Len Lieser has worked a lot of jobs during his life: He’s been in the military, sold health and life insurance, worked as a truck driver and done welding and grinding.

After being injured on the job, Lieser learned he’d have to change his entire life.

“I decided that when I got the chance, I would come back to school,” the non-traditional senior said. “I decided to take the entrance exams and see what I could do. I didn’t know for sure what I wanted to do.”

Lieser is one of many adults who decide to further their education by going to college – and Simpson College’s Division of Adult Learning has been helping people do this for 25 years.

“One of the first specific commitments of Simpson’s mission statement is to create an innovative learning process for students of all ages,” said Walter Pearson, associate academic dean and director of the Division of Adult Learning. “The idea was to serve students who live in Des Moines who are working adults with a variety of high-quality degree programs.”

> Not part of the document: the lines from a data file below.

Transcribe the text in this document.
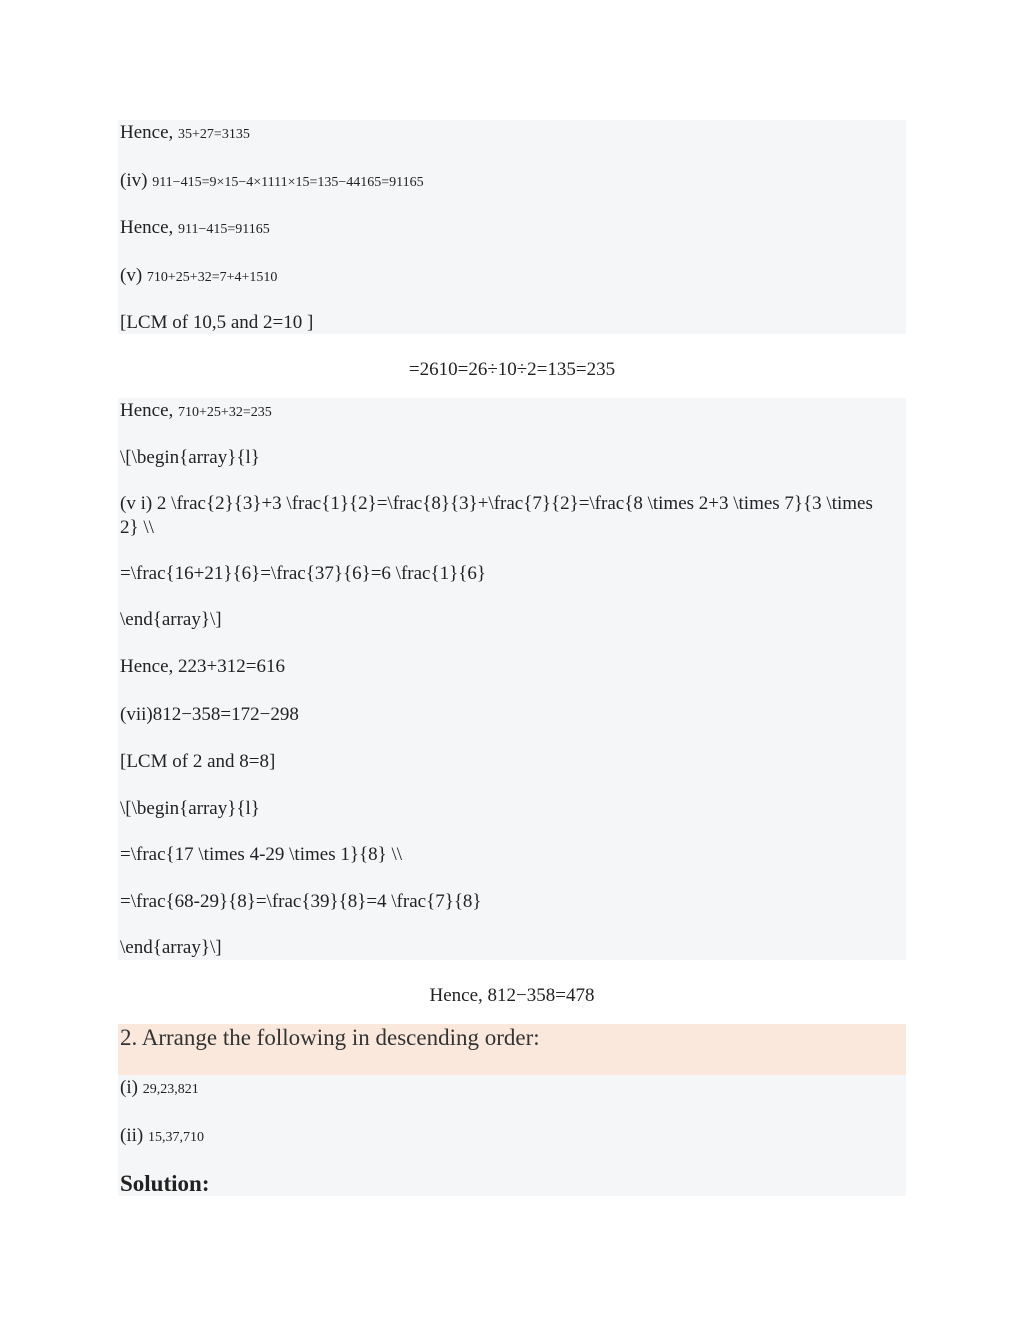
Hence, 35+27=3135
(iv) 911−415=9×15−4×1111×15=135−44165=91165
Hence, 911−415=91165
(v) 710+25+32=7+4+1510
[LCM of 10,5 and 2=10 ]
=2610=26÷10÷2=135=235
Hence, 710+25+32=235
\[\begin{array}{l}
(v i) 2 \frac{2}{3}+3 \frac{1}{2}=\frac{8}{3}+\frac{7}{2}=\frac{8 \times 2+3 \times 7}{3 \times 2} \\
=\frac{16+21}{6}=\frac{37}{6}=6 \frac{1}{6}
\end{array}\]
Hence, 223+312=616
(vii)812−358=172−298
[LCM of 2 and 8=8]
\[\begin{array}{l}
=\frac{17 \times 4-29 \times 1}{8} \\
=\frac{68-29}{8}=\frac{39}{8}=4 \frac{7}{8}
\end{array}\]
Hence, 812−358=478
2. Arrange the following in descending order:
(i) 29,23,821
(ii) 15,37,710
Solution:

The Division of Adult Learning started when some Simpson professors offered night classes to police officers in the Des Moines Academy so they could complete a college degree.

“The college began to say that we should expand this and start to serve adult students generally,” Pearson said.

Pearson said there are four reasons why adult students like Simpson: convenience, quality, flexibility and affordability.

“For a part-time student attending Simpson, it’s very affordable,” Pearson said. “It’s actually less expensive for a student to do that than go to the University of Iowa or Iowa State.”

DAL doesn’t offer all the degrees that conventional, full-time students are able to complete. DAL does offer majors in business, computer science, criminal justice, education, English and the three majors in communications studies.

Because of this, Lieser now takes classes full-time on the Indianola campus to earn his degree to teach history.

Approximately 800 adults enroll in DAL classes each year and enrollment has remained steady for the last decade, Pearson said.

He added that the average adult student is 33 years old and takes six credits each term, but adults aren’t the only people DAL benefits.

DAL also helps other unconventional students complete their college educations.

“I was in DAL classes last year,” said senior Melissa Leary. “I had always been in college, but I just transferred a lot.”

Simpson’s DAL is proud of its ability to help adult students with whatever they need.

“The thing that we’ve done a really good job at is making sure students are satisfied,” Pearson said. “I think that we really work hard to make sure that we serve the adult students.”